В кармане старой маминой ветровки, которая годами висела у входа и которую она почти перестала носить, пальцы наткнулись на плотный прямоугольник. Я вытащила его наружу. Это была фотография.
Чёрно-белая, очень старая, с пожелтевшими краями. На снимке — мама, совсем юная, лет восемнадцати. Она сидит на больничной койке в халате, а на руках держит свёрток. Младенца. Мама смотрит в объектив растерянно, будто её только что разбудили и она ещё не успела понять, где находится.
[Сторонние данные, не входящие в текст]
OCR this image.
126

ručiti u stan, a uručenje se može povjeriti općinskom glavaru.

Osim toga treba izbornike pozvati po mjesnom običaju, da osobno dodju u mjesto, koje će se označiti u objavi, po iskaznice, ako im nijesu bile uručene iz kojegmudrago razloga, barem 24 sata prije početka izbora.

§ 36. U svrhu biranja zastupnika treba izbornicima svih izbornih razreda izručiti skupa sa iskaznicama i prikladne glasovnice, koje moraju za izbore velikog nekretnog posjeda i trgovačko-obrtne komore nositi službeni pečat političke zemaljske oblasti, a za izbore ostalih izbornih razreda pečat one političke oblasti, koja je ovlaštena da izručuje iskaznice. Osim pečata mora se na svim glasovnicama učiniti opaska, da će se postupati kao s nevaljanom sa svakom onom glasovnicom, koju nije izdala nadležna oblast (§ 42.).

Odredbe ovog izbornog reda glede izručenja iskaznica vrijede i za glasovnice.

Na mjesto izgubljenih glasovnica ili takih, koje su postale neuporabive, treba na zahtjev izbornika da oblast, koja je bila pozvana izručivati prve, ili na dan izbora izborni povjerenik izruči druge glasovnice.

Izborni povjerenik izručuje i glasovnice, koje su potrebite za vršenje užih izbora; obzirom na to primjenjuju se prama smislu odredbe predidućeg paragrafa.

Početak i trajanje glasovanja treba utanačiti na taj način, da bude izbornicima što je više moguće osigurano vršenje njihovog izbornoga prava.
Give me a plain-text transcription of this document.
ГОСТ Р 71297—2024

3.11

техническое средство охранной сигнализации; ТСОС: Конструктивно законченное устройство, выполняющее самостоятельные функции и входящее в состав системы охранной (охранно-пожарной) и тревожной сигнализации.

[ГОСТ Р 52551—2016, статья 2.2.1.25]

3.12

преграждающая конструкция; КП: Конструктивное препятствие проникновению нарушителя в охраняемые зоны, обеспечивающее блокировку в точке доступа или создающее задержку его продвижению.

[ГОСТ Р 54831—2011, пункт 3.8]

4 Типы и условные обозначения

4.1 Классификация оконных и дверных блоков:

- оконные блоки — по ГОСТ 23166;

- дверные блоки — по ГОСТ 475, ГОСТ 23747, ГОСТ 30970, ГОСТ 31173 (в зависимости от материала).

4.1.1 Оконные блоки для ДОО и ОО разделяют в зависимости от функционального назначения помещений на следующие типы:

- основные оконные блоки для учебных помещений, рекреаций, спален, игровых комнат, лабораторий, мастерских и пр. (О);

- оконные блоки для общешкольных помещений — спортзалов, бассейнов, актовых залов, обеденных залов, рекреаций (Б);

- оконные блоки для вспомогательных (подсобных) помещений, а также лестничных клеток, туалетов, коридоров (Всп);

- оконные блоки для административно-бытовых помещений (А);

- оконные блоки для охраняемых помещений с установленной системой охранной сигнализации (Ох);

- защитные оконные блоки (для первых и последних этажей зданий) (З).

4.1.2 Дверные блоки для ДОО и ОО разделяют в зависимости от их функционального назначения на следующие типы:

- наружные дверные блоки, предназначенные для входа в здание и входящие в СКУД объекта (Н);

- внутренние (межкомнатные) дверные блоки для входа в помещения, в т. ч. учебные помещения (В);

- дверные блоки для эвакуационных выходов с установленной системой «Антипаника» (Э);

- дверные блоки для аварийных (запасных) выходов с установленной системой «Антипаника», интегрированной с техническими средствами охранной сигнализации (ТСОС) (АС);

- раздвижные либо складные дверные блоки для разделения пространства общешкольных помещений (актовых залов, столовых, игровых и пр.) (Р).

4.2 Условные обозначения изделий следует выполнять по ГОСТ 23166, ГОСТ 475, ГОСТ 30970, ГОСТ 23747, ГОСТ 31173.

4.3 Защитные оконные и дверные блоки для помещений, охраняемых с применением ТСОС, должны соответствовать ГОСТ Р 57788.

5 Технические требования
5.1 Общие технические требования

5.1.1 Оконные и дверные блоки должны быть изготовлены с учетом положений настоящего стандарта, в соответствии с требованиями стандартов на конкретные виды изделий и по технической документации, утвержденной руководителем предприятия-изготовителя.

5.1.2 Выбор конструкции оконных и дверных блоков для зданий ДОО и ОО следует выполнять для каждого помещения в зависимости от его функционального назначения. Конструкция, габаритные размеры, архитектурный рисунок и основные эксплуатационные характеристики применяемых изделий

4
Я застыла в прихожей с этой фотографией в руках и слышала, как сердце глухо, неровно ударяет где-то под рёбрами.
Ребёнок на снимке был не мной. Я поняла это мгновенно — даже не умом, а какой-то глубинной, древней частью себя. Во-первых, свёрток был голубым. Меня мама всегда одевала в зелёное и оранжевое, потому что розовый и голубой терпеть не могла — я слышала это тысячу раз. Во-вторых, я родилась в октябре, а в углу палаты на фотографии виднелась ёлка. Самодельная, из еловых веток, украшенная простыми стеклянными шариками.
Мальчик. Зима. Маме восемнадцать.
Я аккуратно засунула снимок обратно в карман, туда же, где он лежал. Ладони стали влажными, хотя в квартире было прохладно.
Весь вечер я просидела у себя и не выходила. В десять мама постучала в дверь.
— Алина, ужинать будешь?
— Не хочу.
— Ты не заболела?
— Нет.
Она ещё немного постояла за дверью, потом ушла. Я услышала её шаги в коридоре, а следом — тот самый знакомый щелчок замка.
На следующий день после школы я отправилась к бабушке Ирине. Вернее, не к самой бабушке — до села нужно было ехать три часа автобусом, — а к её подруге, бабе Лидии, которая жила этажом выше нашей прежней квартиры. Бабе Лидии было уже за восемьдесят, ходила она плохо, зато голова у неё работала точно, как хороший часовой механизм. Мама приводила меня к ней всякий раз, когда мы приезжали навещать бабушку.
— Алиночка! — всплеснула руками баба Лидия, едва увидела меня на пороге. — Заходи, заходи, садись. У меня ватрушки свежие.
Я села за стол. Съела одну ватрушку, потом вторую, а после наконец начала собираться с духом.